Anne Lipsey, executive director of Loaves & Fishes, a food distributor and referral agency in Kalamazoo, Mich., said requests for food are increasing at a rate of as much as 15 percent a year. With about 30 percent of Kalamazoo residents living below the federal poverty line, “[w]e’re seeing more adult-only households, a complex and multigenerational coming together of people, for economic reasons,” Lipsey told the Tribune. “It’s people living on one person’s income, grandma’s Social Security and disability income for Uncle Fred.”
The busiest and most desperate time for pantries is at the end of the month, when food stamps run out.
In Ohio and Michigan, where hundreds of thousands of manufacturing jobs have been lost over the decade, food stamp use is up 65 percent in Ohio and 74 percent in Michigan from 2000 to 2005, according to the USDA.
According to a recent report by the New York Daily News, some 8,000 New York City employees–some 3 percent of the municipal workforce–use food stamps. Mayor Michael Bloomberg offered cold comfort to the city’s low-paid workers. “Well, if you want to sponsor higher taxes, we’ll have more money,” the billionaire mayor told a Daily News reporter. “There will be always some jobs that are entry level that don’t pay enough.”
Though food stamp use is on the rise, it’s still the case that four in 10 people who are eligible for food stamp benefits don’t receive them, according to a FRAC report. In part, food stamps can be difficult to obtain, with recipients required to go through a complicated process to qualify.
“The average food stamps application is 12 pages, while the federal firearm application is two,” said Aldeen from Second Harvest, which has conducted studies since 1993 of state food stamp requirements and collected interviews with applicants.
One of the most severe attacks on the food stamps program was by the Clinton administration–when it implemented the Welfare Reform Act of 1996, which dismantled the Aid to Families with Dependent Children program.
First on the chopping block were legal immigrants, who were immediately cut off food stamps. New rules made millions of childless, jobless adults ineligible, or put tough restrictions on them.
According to a July 2001 USDA report to Congress, 56 percent of the caseload declines between 1994 and 1999 “occurred because fewer eligible individuals participated in the program,” rather than because of the economy or changes in eligibility rules. From December 1997 to December 2000, the food stamp caseload fell by 3.5 million, according to FRAC.
Since 2000, the food stamp rolls are on the rise again. So, too, is the demand for free school lunches and breakfasts. A record 7.7 million low-income children received free and reduced-price breakfasts on an average day during the 2005-2006 school year, according to FRAC. But it’s also estimated that only two in every five children who need the breakfast program have access to it.
* * *
EVERY DAY, people are forced to make what could be life-and-death decisions, based on poverty.
According to America’s Second Harvest’s Hunger in America Study 2006, 42 percent of the people they serve had to choose between paying for food and paying for utilities or heating fuel.
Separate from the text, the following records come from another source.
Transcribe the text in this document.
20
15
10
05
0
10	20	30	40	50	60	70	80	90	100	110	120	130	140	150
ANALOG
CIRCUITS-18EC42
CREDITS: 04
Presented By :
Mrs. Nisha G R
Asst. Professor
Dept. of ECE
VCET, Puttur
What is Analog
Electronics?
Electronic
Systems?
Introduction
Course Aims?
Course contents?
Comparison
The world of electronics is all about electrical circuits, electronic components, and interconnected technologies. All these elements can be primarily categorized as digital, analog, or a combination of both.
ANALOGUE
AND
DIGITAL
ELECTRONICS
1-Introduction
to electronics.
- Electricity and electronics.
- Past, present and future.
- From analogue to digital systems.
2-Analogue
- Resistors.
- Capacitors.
Thirty-five percent had to choose between paying for food and paying their rent or mortgage.
It makes no sense, in a country with so much wealth and resources, that a single person goes hungry.
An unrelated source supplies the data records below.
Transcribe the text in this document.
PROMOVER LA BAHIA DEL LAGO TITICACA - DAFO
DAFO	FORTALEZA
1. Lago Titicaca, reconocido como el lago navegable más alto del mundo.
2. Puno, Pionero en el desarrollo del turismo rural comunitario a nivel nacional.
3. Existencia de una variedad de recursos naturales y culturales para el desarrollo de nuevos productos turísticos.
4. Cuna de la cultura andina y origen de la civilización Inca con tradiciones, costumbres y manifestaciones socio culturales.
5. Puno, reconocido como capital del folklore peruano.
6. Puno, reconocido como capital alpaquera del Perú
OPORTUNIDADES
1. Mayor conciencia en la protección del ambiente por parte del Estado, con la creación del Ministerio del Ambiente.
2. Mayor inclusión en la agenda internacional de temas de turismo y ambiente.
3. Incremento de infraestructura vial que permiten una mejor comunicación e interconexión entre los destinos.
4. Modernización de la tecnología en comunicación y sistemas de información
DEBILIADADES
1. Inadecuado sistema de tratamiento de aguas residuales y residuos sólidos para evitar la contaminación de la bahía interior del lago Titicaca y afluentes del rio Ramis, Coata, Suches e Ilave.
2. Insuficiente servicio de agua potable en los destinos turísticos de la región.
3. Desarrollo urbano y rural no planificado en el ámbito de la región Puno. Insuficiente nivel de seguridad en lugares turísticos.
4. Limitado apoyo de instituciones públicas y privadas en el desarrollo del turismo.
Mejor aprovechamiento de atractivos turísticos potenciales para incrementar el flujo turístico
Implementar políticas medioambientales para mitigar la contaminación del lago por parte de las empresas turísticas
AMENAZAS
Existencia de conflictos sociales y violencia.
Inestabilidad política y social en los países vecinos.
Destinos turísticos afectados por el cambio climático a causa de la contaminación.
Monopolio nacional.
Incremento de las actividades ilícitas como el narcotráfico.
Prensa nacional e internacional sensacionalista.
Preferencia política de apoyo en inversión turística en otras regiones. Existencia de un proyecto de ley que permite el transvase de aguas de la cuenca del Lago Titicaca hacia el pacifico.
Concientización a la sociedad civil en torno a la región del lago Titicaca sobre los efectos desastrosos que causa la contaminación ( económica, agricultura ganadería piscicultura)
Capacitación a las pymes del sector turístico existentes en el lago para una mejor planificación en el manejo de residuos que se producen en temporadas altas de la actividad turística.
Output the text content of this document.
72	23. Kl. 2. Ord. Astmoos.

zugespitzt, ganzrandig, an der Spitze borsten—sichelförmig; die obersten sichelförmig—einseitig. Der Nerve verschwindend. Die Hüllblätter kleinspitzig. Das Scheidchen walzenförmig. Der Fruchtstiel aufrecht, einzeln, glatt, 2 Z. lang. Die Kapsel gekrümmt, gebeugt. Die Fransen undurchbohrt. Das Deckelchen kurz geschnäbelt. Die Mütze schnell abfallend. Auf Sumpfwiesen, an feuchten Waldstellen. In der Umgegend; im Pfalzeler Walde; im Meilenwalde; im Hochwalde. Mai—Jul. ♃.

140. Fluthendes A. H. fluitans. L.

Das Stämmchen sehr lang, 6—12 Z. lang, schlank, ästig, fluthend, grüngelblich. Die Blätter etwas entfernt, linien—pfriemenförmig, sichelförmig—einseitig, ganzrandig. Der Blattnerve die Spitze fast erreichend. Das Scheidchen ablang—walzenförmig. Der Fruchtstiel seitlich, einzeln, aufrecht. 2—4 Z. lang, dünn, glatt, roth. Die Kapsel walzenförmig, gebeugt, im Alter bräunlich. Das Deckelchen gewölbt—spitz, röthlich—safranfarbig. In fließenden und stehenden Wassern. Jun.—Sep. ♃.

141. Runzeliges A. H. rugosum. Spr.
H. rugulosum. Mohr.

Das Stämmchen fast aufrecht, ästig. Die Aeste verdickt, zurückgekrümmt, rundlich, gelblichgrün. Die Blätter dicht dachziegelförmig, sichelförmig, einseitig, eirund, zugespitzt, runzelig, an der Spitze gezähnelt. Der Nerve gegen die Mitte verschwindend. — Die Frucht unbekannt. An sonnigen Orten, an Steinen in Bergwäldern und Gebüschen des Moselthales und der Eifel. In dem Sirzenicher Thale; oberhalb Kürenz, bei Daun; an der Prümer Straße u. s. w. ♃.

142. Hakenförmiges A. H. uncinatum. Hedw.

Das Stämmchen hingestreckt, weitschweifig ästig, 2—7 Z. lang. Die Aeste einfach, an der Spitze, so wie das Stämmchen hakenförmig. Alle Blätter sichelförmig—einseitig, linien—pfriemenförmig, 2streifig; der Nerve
Funding for and access to food stamp programs and other food aid programs should be expanded. Food stamps are underfunded, with the average benefit allowing just one dollar per person, per meal, according to the Center for Budget and Policy Priorities. Raising the minimum wage to a living wage–a demand that’s being made by activists in cities and counties across the country–would go some way toward reducing hunger.
No one should ever have to make the decision between food, shelter or other fundamental human needs.
ELIZABETH SCHULTE writes for the Socialist Worker.